Posted: Sun Nov 22, 2009 9:47 am
by PureSpider
Be sure your mesh thickness is above the ray nudge disatance at every point!

Re: Glass errors

Posted: Sun Nov 22, 2009 1:23 pm
by CTZn
As PureSpider said, 0.2 mm is the strict minimal distance between one glass surface and any other type of surface, unless if you are explicitly using the precedence system (for materials using mediums).

But this kind of artifact may also have existed in older Indigo versions (not sure about 1.1.18) with one or the other scene tree building method (there are two), try forcing the other available one by changing bih_tri_threshold (as in the Indigo Technical pdf, page 16):

Given the final polycount for one mesh, a value below that count will enforce one method for the mesh, and vice-versa.

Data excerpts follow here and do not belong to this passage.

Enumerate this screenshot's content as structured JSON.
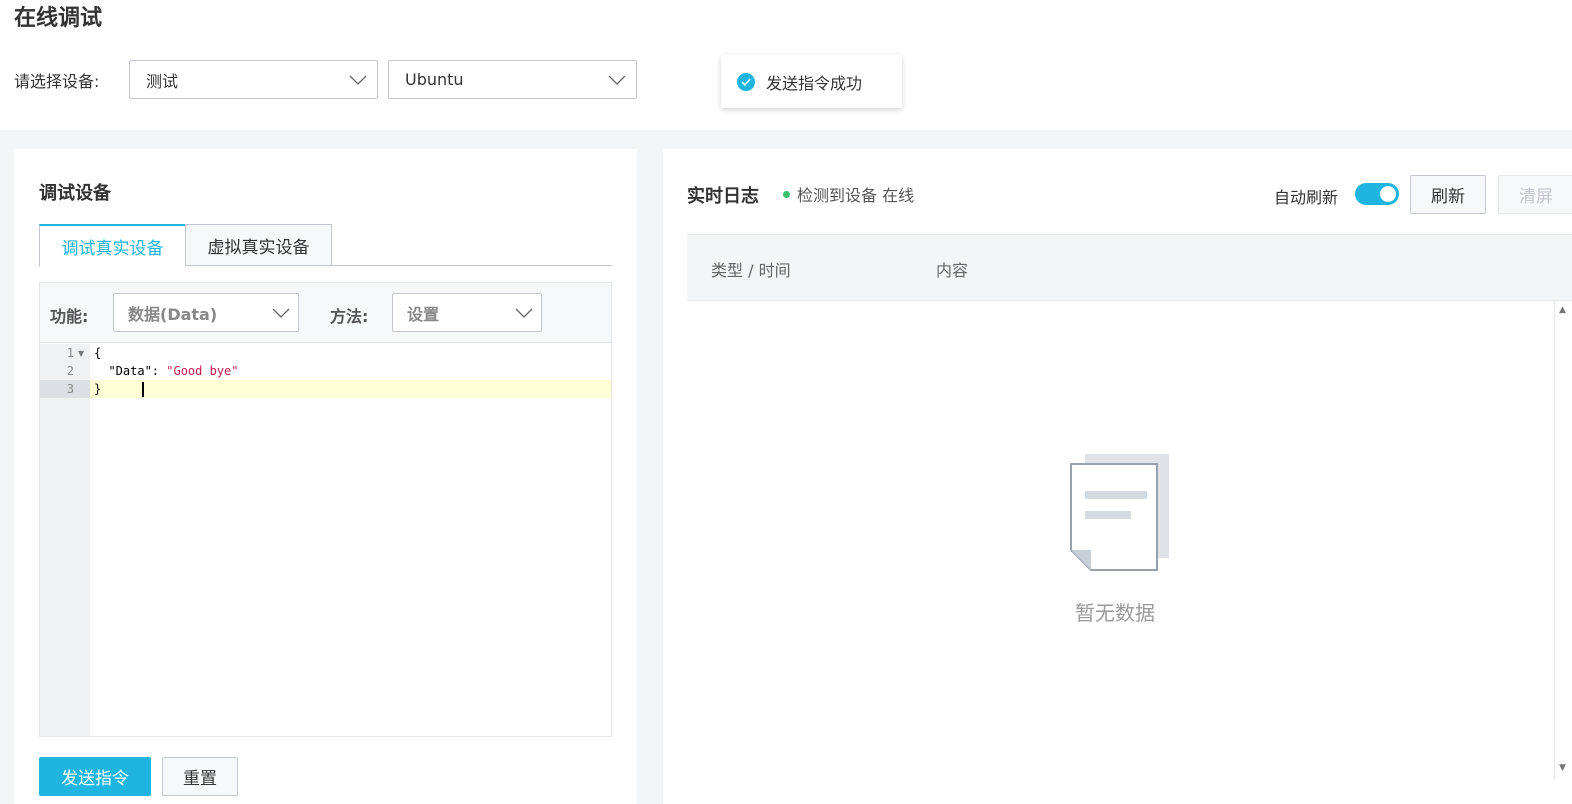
{
  "page": {
    "title": "在线调试"
  },
  "device_select": {
    "label": "请选择设备:",
    "product_value": "测试",
    "device_value": "Ubuntu"
  },
  "toast": {
    "text": "发送指令成功",
    "icon": "check-circle-icon"
  },
  "debug_panel": {
    "title": "调试设备",
    "tabs": [
      {
        "label": "调试真实设备",
        "active": true
      },
      {
        "label": "虚拟真实设备",
        "active": false
      }
    ],
    "function_label": "功能:",
    "function_value": "数据(Data)",
    "method_label": "方法:",
    "method_value": "设置",
    "code_lines": [
      {
        "num": "1",
        "text": "{"
      },
      {
        "num": "2",
        "key": "  \"Data\": ",
        "value": "\"Good bye\""
      },
      {
        "num": "3",
        "text": "}"
      }
    ],
    "send_button": "发送指令",
    "reset_button": "重置"
  },
  "log_panel": {
    "title": "实时日志",
    "status": "检测到设备 在线",
    "auto_refresh_label": "自动刷新",
    "auto_refresh_on": true,
    "refresh_button": "刷新",
    "clear_button": "清屏",
    "columns": [
      "类型 / 时间",
      "内容"
    ],
    "empty_text": "暂无数据"
  },
  "colors": {
    "accent": "#1fb5e0",
    "online": "#36c16a",
    "string": "#c41a4a"
  }
}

Dunno how it's called in blendigo 1.1.18... in blendigo at all in fact :oops:

Re: Glass errors

Posted: Sun Nov 22, 2009 2:23 pm
by mcm
Ah, thank you for the tip! :D Before I started redoing the mesh and completely changing the glass thickness, I did a quick experiment with the exponent for the nudge. That did the trick!

Re: Glass errors

Posted: Mon Nov 23, 2009 5:15 am
by pixie
CTZn wrote:As PureSpider said, 0.2 mm is the strict minimal distance between one glass surface and any other type of surface, unless if you are explicitly using the precedence system (for materials using mediums).

But this kind of artifact may also have existed in older Indigo versions (not sure about 1.1.18) with one or the other scene tree building method (there are two), try forcing the other available one by changing bih_tri_threshold (as in the Indigo Technical pdf, page 16):

Given the final polycount for one mesh, a value below that count will enforce one method for the mesh, and vice-versa.

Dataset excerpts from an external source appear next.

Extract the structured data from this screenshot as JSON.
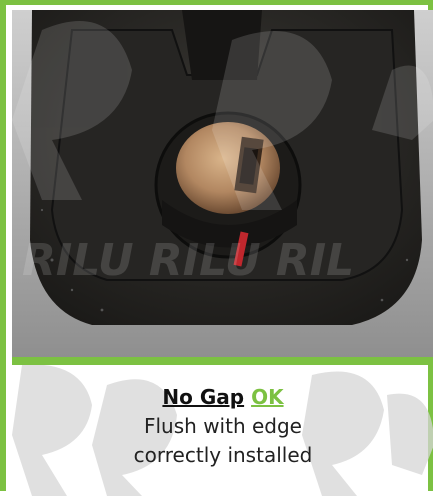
{
  "caption": {
    "title_prefix": "No Gap",
    "title_status": "OK",
    "line1": "Flush with edge",
    "line2": "correctly installed"
  },
  "colors": {
    "frame": "#7cc142",
    "status_ok": "#7cc142"
  },
  "icons": {
    "watermark": "rr-logo-watermark",
    "lock": "lock-cylinder-icon"
  }
}
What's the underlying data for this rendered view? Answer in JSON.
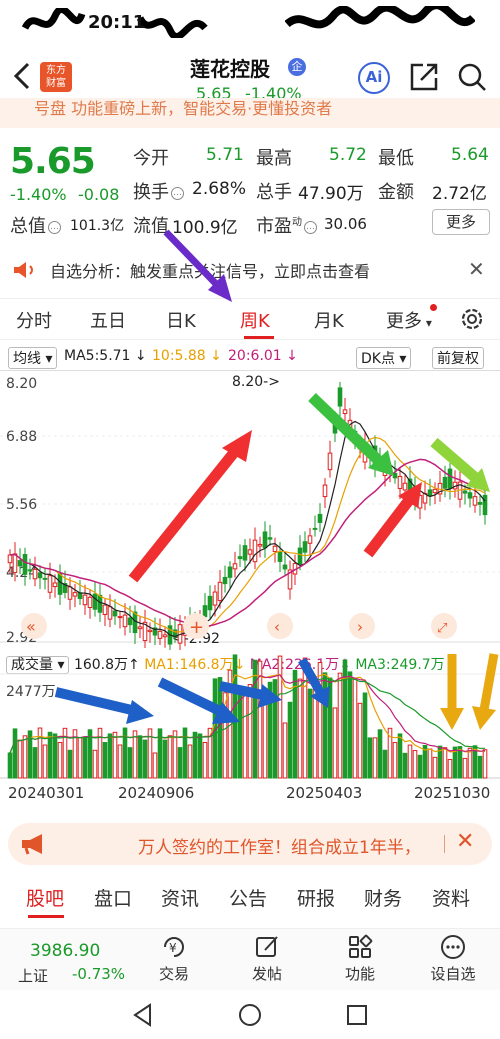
{
  "status": {
    "time": "20:11"
  },
  "header": {
    "logo_line1": "东方",
    "logo_line2": "财富",
    "stock_name": "莲花控股",
    "badge": "企",
    "price": "5.65",
    "change_pct": "-1.40%",
    "ai_label": "Ai"
  },
  "banner_strip": {
    "text": "号盘 功能重磅上新，智能交易·更懂投资者"
  },
  "quote": {
    "price": "5.65",
    "change_pct": "-1.40%",
    "change": "-0.08",
    "open_label": "今开",
    "open": "5.71",
    "high_label": "最高",
    "high": "5.72",
    "low_label": "最低",
    "low": "5.64",
    "turnover_label": "换手",
    "turnover": "2.68%",
    "volume_label": "总手",
    "volume": "47.90万",
    "amount_label": "金额",
    "amount": "2.72亿",
    "mktcap_label": "总值",
    "mktcap": "101.3亿",
    "float_label": "流值",
    "float_cap": "100.9亿",
    "pe_label": "市盈",
    "pe_sup": "动",
    "pe": "30.06",
    "more": "更多"
  },
  "analysis": {
    "text": "自选分析：触发重点关注信号，立即点击查看",
    "close": "✕"
  },
  "tabs": [
    "分时",
    "五日",
    "日K",
    "周K",
    "月K",
    "更多"
  ],
  "chart_toolbar": {
    "ma_mode": "均线",
    "ma5": "MA5:5.71",
    "ma10": "10:5.88",
    "ma20": "20:6.01",
    "dk": "DK点",
    "adjust": "前复权"
  },
  "kchart_labels": {
    "y_top": "8.20",
    "y_2": "6.88",
    "y_3": "5.56",
    "y_4": "4.24",
    "y_bottom": "2.92",
    "max_marker": "8.20->",
    "min_marker": "<-2.92"
  },
  "vol_toolbar": {
    "label": "成交量",
    "vol": "160.8万",
    "ma1": "MA1:146.8万",
    "ma2": "MA2:226.1万",
    "ma3": "MA3:249.7万",
    "y_top": "2477万"
  },
  "dates": [
    "20240301",
    "20240906",
    "20250403",
    "20251030"
  ],
  "promo": {
    "text": "万人签约的工作室！组合成立1年半，",
    "close": "✕"
  },
  "sections": [
    "股吧",
    "盘口",
    "资讯",
    "公告",
    "研报",
    "财务",
    "资料"
  ],
  "bottom_bar": {
    "index_value": "3986.90",
    "index_name": "上证",
    "index_change": "-0.73%",
    "buttons": [
      "交易",
      "发帖",
      "功能",
      "设自选"
    ]
  },
  "colors": {
    "up": "#e02020",
    "down": "#1a9a2a",
    "accent": "#e02020"
  }
}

Dunno how it's called in blendigo 1.1.18... in blendigo at all in fact :oops:
This img the glass has no contact wih any other material yet the fireflies, oh the fireflies... :(

Re: Glass errors

Posted: Mon Nov 23, 2009 7:29 am
by CTZn
Hey pixie, you are illustrating one of the weak points of bidir as a technique, wich is -approximatively- when rays have a path similar to:

Code: Select all

light > diffuse > specular > camera
Not "fireflies", but slow convergence in this case.

That's why Indigo comes with a panel of techniques that you can combine to suit your needs :)

Re: Glass errors

Posted: Mon Nov 23, 2009 10:48 pm
by Stur
Why such a thin glass mcm ? It's unrealistic, don't you think ?
You should let the ray nudge distance at its default value and make your glass a little bigger, in my humble opinion.